La corruption fait des ravages au Cameroun
"Quand on est un patriote, on refuse la corruption" lançait hier, mardi 09
décembre 2008, le président de la commission nationale anti-corruption (Conac)
Paul Tessa en son siège au Palais des congrès de Yaoundé. C'était à l'occasion
de la célébration de la 6ème édition de la journée mondiale de lutte contre ce
fléau. Selon lui, tout Camerounais patriote ne se laissera pas emporter par
cette pratique négative. Pour appuyer son propos, l'équipe de la Conac a
distribué au public une copie commentée de l'hymne du Cameroun. Histoire,
disent-ils, de raviver la flamme et unir les générations tout autour ainsi
qu'autour des autres symboles de la République afin de renforcer le sentiment
patriotique et citoyen.
En attendant que cette flamme prenne véritablement, plusieurs interrogations
subsistent quant à l'efficacité des actions mises en place dans le cadre de la
lutte contre la corruption au Cameroun.

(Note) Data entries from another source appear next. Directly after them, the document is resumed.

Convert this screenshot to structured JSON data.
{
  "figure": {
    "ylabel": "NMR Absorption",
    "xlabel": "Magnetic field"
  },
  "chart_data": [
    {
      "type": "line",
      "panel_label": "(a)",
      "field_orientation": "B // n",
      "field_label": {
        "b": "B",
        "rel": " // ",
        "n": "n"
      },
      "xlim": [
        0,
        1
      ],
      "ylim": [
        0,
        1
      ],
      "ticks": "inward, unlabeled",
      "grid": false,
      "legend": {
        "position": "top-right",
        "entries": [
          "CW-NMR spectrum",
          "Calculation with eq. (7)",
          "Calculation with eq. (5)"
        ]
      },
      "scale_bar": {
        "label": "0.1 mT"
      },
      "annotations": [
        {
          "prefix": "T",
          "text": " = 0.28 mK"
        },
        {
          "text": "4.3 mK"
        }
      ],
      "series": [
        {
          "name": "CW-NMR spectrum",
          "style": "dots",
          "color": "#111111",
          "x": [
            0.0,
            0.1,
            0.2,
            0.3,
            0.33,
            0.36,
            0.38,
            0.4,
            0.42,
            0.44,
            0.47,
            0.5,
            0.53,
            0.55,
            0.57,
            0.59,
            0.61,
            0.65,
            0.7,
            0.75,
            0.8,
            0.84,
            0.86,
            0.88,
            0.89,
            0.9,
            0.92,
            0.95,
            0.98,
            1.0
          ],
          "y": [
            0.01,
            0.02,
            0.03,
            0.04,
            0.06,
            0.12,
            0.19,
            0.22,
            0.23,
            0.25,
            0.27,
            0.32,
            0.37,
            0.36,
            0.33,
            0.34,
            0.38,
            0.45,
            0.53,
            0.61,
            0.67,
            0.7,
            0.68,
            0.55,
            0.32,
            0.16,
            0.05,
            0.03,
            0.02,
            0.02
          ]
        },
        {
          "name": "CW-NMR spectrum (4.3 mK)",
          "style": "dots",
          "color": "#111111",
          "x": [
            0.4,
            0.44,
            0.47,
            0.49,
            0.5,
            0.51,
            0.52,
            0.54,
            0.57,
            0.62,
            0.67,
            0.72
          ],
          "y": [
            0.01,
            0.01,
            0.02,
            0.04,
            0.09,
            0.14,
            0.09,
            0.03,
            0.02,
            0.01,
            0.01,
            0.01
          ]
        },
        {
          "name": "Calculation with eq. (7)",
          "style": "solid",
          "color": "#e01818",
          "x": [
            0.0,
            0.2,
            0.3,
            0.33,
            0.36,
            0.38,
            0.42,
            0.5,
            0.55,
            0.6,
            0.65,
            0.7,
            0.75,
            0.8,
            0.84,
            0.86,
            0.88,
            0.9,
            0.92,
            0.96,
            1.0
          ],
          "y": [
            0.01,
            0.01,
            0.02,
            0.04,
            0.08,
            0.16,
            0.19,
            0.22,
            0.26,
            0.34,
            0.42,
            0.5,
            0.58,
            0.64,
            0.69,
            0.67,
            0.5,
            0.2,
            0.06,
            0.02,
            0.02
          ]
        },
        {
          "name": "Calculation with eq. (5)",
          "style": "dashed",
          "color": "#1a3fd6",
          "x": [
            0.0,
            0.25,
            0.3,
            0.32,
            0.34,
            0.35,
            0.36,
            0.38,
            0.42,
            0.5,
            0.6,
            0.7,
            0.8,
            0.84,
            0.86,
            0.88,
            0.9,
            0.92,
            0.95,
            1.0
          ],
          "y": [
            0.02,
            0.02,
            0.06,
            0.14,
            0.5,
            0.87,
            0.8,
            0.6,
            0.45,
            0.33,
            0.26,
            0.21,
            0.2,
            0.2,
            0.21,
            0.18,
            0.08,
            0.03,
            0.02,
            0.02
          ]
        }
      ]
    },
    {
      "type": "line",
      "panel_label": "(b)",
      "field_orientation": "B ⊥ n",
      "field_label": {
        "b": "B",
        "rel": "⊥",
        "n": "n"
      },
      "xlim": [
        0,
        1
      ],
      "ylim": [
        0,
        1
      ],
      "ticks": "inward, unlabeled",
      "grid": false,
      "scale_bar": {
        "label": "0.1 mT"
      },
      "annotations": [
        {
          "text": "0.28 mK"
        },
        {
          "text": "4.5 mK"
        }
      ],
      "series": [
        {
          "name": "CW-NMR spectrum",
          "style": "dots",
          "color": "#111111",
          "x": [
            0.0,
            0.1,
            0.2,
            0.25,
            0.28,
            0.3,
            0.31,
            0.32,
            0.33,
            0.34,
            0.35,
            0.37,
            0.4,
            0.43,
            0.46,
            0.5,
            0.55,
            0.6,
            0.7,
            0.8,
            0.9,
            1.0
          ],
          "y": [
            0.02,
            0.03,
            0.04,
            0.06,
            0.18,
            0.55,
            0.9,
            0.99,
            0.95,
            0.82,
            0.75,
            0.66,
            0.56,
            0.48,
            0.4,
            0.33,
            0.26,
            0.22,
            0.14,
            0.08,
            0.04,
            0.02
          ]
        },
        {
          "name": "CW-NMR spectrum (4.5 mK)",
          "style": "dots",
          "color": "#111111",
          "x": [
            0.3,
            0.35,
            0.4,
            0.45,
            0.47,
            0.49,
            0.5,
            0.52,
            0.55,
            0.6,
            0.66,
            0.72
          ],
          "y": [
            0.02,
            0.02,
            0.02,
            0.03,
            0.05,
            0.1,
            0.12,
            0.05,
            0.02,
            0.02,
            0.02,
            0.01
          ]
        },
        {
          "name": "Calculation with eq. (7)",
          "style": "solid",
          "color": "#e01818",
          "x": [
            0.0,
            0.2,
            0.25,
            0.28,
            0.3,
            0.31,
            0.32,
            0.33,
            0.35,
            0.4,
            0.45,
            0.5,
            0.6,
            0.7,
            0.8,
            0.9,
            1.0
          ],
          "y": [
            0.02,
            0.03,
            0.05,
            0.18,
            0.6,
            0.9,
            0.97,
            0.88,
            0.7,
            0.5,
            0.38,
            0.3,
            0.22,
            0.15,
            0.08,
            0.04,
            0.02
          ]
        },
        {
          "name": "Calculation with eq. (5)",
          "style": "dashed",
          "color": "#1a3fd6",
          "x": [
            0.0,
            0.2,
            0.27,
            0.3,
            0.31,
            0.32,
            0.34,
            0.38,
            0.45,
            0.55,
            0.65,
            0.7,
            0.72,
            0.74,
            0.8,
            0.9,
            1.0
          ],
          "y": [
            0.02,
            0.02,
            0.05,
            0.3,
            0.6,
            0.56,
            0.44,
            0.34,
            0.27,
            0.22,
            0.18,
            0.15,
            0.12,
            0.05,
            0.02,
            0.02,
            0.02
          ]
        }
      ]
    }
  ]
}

Mais surtout, on s'interroge sur
l'efficacité des actions menées par ces comités et cellules ministérielles mises
sur pied dans le cadre de la lutte contre la corruption au Cameroun car, se
souvient-on, en 1998 et 1999 lorsque le Cameroun occupe la première place au
classement mondial des pays les plus corrompus de l'Ong allemande Transparency
International, les dirigeants ont le poil hérissé mais continuent pourtant de
pratiquer la politique de l'autruche. Bien que quelques timides actions aient
été engagées ici et là (le lancement en mars 1998 de la campagne nationale
contre la corruption placée le thème: "La corruption tue", et la création en
août de l'année qui suivait d'un comité ad hoc chargé de coordonner les
stratégies de lutte contre la corruption, placé sous la présidence du Premier
ministre Peter Mafany Musonge), en 2000 et 2001, le pays est en effet classé
6ème et 7ème par l'Ong.
Face à cet "affront", et après quelques protestations, le gouvernement
camerounais met sur pied un comité ad hoc chargé de coordonner le travail des
observatoires et cellules de lutte contre la corruption. Pour quel résultat ?
Aucun, pense savoir Joseph Marie Eloundou, président de la plate-forme de la
société civile du Cameroun. Il affirme en effet : "ces institutions ne peuvent
pas lutter efficacement contre la corruption tant que l'article 66 de la
constitution camerounaise, qui demande que toute personne nommée à un poste de
gestion déclare ses biens, ne sera pas appliquée. Pour éradiquer ce phénomène,
il faut une réelle volonté politique sinon, les institutions comme l'Anif, la
Conac, le programme national de gouvernance ou les cellules de lutte contre la
corruption installées dans les ministères, qui sont elles-mêmes gérées par des
personnes corrompues, ne pourront pas avancer".
Equité
Ce que soutient Charles Nguini, président de la représentation Camerounaise de
Transparency international. "Nous nous interrogeons sur l'efficacité de toutes
ces mesures tant elles semblent isolées et dénuées de tout fondement pédagogique
et curatif à même de proposer des solutions au grave problème qu'est la
corruption ", écrit-il en ouverture du bulletin d'information de l'organisation.
Interrogé hier sur la question, il poursuit : "Nous reconnaissons que depuis
quelques années, l'évolution a ralenti. Les gens ont peur mais, au Cameroun, on
combat mal la corruption en créant des comités qui n'ont pas de moyens de
fonctionnement et qui se retrouvent à faire des choses qu'elles ne devraient
pas. Par ailleurs, le problème c'est aussi l'absence d'un cadre normatif qui
fixe le cap pour tout le monde. Ce qui est dommage c'est qu'au Cameroun, on
pense que l'on va combattre la corruption par le bas alors qu'il faut
sanctionner systématiquement par le haut. Ce n'est qu'à ce prix-là qu'on en
viendra à bout."
C'est dans ce sens que Paul Tessa a lancé au cours du point de presse organisé
hier par ses services : "C'est dans les esprits que naissent les pratiques de
corruption et c'est dans ces mêmes esprits que doivent être cultivées les
graines de l'éradication de la corruption ". Ce qui passe, pense-t-il, par une
bonne assimilation de plusieurs passages de l'hymne national notamment "te
servir que ce soit leur seul but pour remplir leur devoir toujours !" ou encore
" Nous travaillons pour te rendre prospère ". Cette assimilation ne se fera
malheureusement pas de façon aussi simple car, il y a quelques années, en 2000
notamment, dans son discours à la nation du 31 décembre, le président de la
République, Paul Biya, le disait déjà: "Ce n'est pas une tâche facile, car le
mal s'est profondément enraciné dans les habitudes à la faveur de la crise
économique. Le gouvernement s'efforce d'appliquer des stratégies de bonne
gouvernance et de lutte contre la corruption".